The survey targeted enrollment of 10–90 patients per participating country, as estimated by local PAOs. Patients were ≥ 18 years of age with HAE type 1 or 2, had experienced ≥ 1 HAE attack or instance of prodromal symptoms within the last year, had received HAE medication within the last 2 years to treat an attack, were able to provide consent, and were fluent in the target language. Patients with HAE with normal C1-INH were excluded.

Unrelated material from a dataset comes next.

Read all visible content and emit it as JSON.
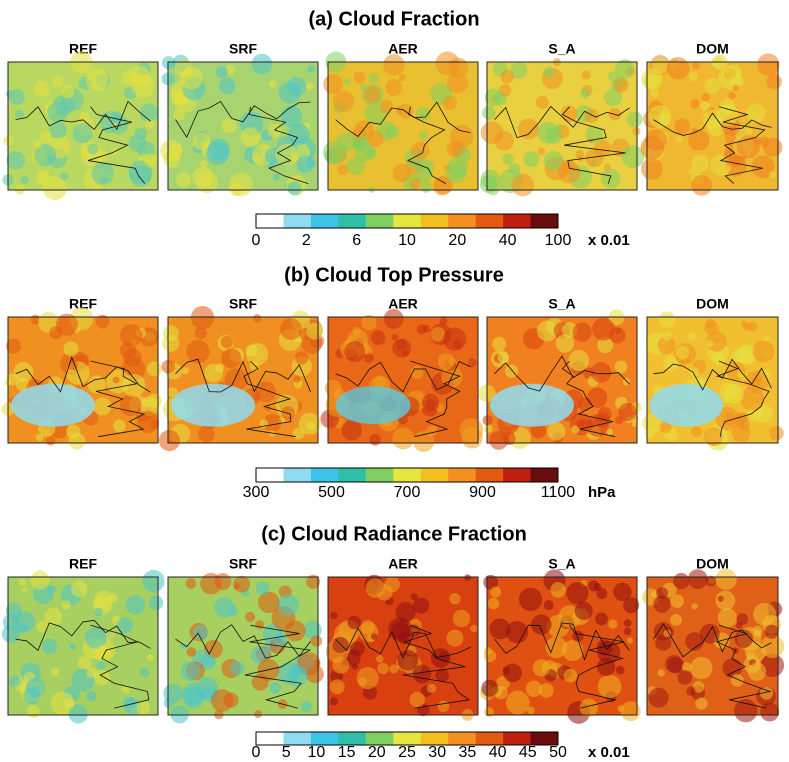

The survey included questions on patients’ medical history of HAE, including time since diagnosis, comorbidities, their most recent angioedema attack, current and past treatments (including use of prophylaxis), and treatment satisfaction. The impact of HAE on health-related quality of life was measured using the AE-QoL [
17] and SF-12v2 questionnaires [
11,
12]. Four domains (function, fatigue/mood, fears/shame, and nutrition) and a total score were assessed in the AE-QoL; the scoring system ranges from 0 to 100, with higher scores indicating higher levels of impairment and lower quality of life. In the SF-12v2, higher scores indicate better functioning, and the physical and mental health composite scores are normalized to a mean (SD) score of 50 (10) for the general population on both scales. Perceived control of the disease was measured using the AECT [
15]. Patients were asked how often they had angioedema, how their quality of life was affected by angioedema, how much the unpredictability of angioedema bothered them, and how well their angioedema had been controlled by therapy. Scores for the responses in the AECT range from 0 to 16, with higher scores indicating better disease control (≤ 9 poorly controlled; ≥ 10 well controlled). The ability to work and participate in regular activities was measured using the WPAI [
18]; WPAI scores indicate the percentage of time the patient missed work or was less productive owing to HAE-related complications. Four domains were assessed: absenteeism, presenteeism, work productivity loss, and activity impairment. Mental health was measured using the HADS [
13,
14], where total scores range from 0 to 42, with subscale scores ranging from 0 to 21 (0–7 is considered normal, 8–10 mild, 11–14 moderate, and 15–21 high for levels of anxiety or depression). General health and sociodemographic information were also collected.
All data were summarized using descriptive statistics. Subgroups that were analyzed included country, HAE type, number of angioedema attacks in the past 6 months (0 attacks, 1–3 attacks, 4–6 attacks, 7–12 attacks, ≥ 13 attacks), and HADS subscale scores for anxiety and depression (for each subscale, including normal, mild, moderate, and severe).